BioMarin Faces Potential 3-Month Delay for Hemophilia A Gene Therapy (Updated)
BioMarin HQ/courtesy of BioMarin
A request for additional data may cause a 3-month delay for potential approval of BioMarin's hemophilia A gene therapy, valoctocogene roxaparvovec.
On Monday, the California-based company announced the FDA requested results from the upcoming 3-year data analysis of its ongoing Phase III GENEr8-1 study.
The additional data could be considered a major amendment to the Biologics License Application the company resubmitted in September. If that’s the case, BioMarin representatives speculated a likely 3-month delay. Ahead of the PDUFA date, an FDA advisory committee is expected to review the data.
Debra Charlesworth, vice president of corporate communications at BioMarin told BioSpace the company prepares for different scenarios, which also includes the possibility of a potential delay. She noted the expected data the FDA requested has significant “depth and breadth” and could be considered a major amendment to the filing.

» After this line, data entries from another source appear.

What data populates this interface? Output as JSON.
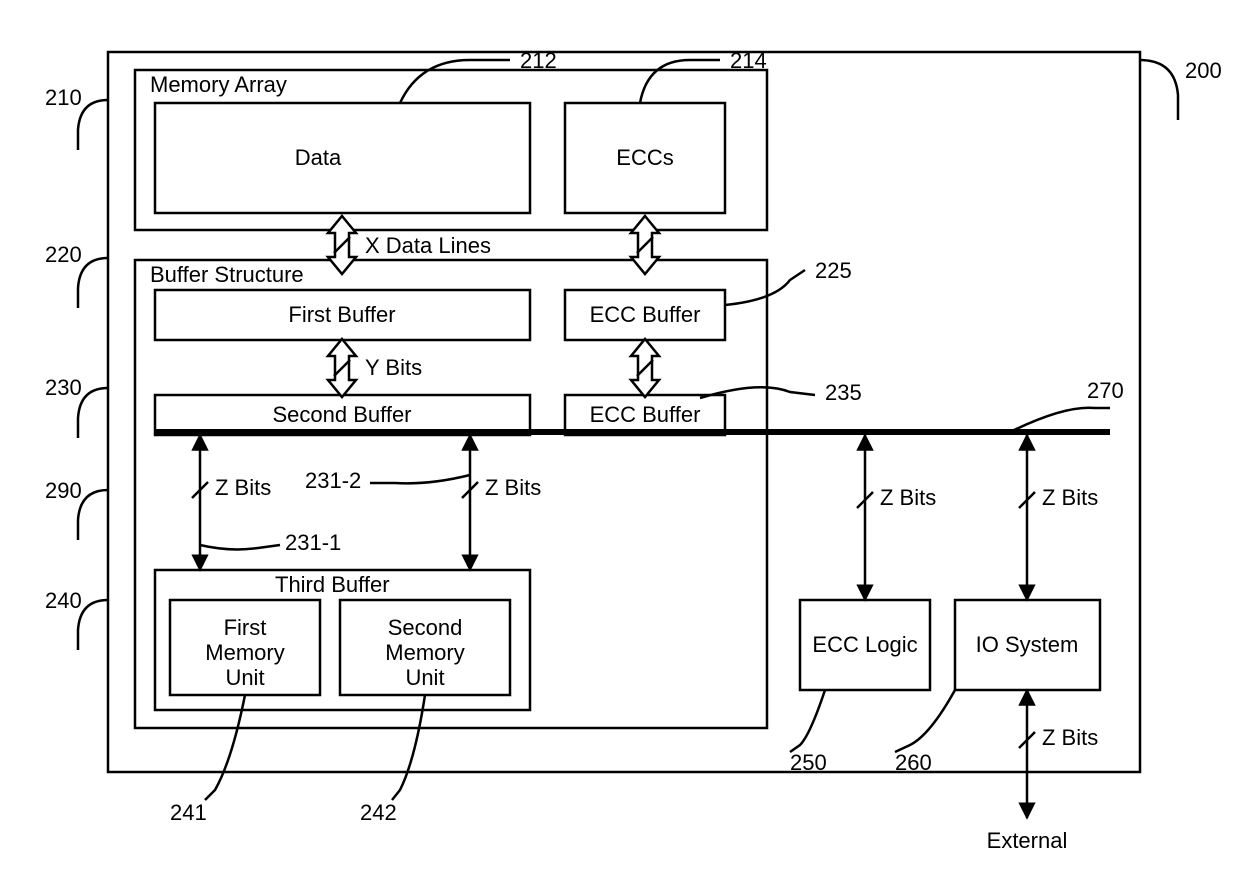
{
  "refs": {
    "outer": "200",
    "memory_array": "210",
    "data_block": "212",
    "eccs_block": "214",
    "buffer_structure": "220",
    "ecc_buffer1": "225",
    "second_buffer": "230",
    "ecc_buffer2": "235",
    "third_buffer": "240",
    "first_mem_unit": "241",
    "second_mem_unit": "242",
    "ecc_logic": "250",
    "io_system": "260",
    "bus": "270",
    "bottom_arrow_left_leader": "290",
    "leader_231_1": "231-1",
    "leader_231_2": "231-2"
  },
  "labels": {
    "memory_array": "Memory Array",
    "data": "Data",
    "eccs": "ECCs",
    "buffer_structure": "Buffer Structure",
    "first_buffer": "First Buffer",
    "second_buffer": "Second Buffer",
    "ecc_buffer": "ECC Buffer",
    "third_buffer": "Third Buffer",
    "first_mem_unit": "First Memory Unit",
    "second_mem_unit": "Second Memory Unit",
    "ecc_logic": "ECC Logic",
    "io_system": "IO System",
    "external": "External",
    "x_data_lines": "X Data Lines",
    "y_bits": "Y Bits",
    "z_bits": "Z Bits"
  }
}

“You have to remember, this was the largest clinical study for any gene therapy in hemophilia A,” Charlesworth said.
If approved, valoctocogene roxaparvovec could become the first gene therapy in the United States for hemophilia A. The therapy has already won authorization in Europe, where it’s marketed under the brand name Roctavian.
Earlier in 2022, the FDA sought additional data from BioMarin that could support a BLA.
The regulator requested additional data to assess the durability of the therapy's effect on patients and its safety profile. The additional data is expected to provide longer-term efficacy and safety information, according to BioMarin.
The company appreciates the level of engagement from the FDA this early in the BLA review cycle, said Hank Fuchs, president of worldwide research and development at BioMarin.
When BioMarin resubmitted its BLA in September, the data package contained 2-year outcomes from the GENEr8-1 trial. Results showed the gene therapy provided what BioMarin called “stable and durable bleed control.” It provided patients with a reduction in the mean annualized bleeding rate, according to trial data.
The BLA package also contained supportive data from five years of follow-up from the ongoing Phase I/II dose escalation study. At the time the BLA was resubmitted, Charlesworth told BioSpace there was a possibility of a delay due to the additional data read-outs that are expected during the review period.
When BioMarin first submitted its BLA two years ago, it was based on interim data from a subset of patients in the initial trial. The FDA determined the gene therapy wasn’t ready at the time for review and issued a Complete Response Letter.
The experimental gene therapy has received Regenerative Medicine Advanced Therapy designation as well as Breakthrough Therapy designation and Orphan Drug designation.
Hemophilia A, also called Factor VIII deficiency, is an X-linked genetic disorder caused by missing or defective Factor VIII, a clotting protein. In the most severe form of the disease, hemophilia A patients can experience painful, spontaneous bleeds into their muscles or joints. Severe cases of hemophilia A make up about half of the patient population.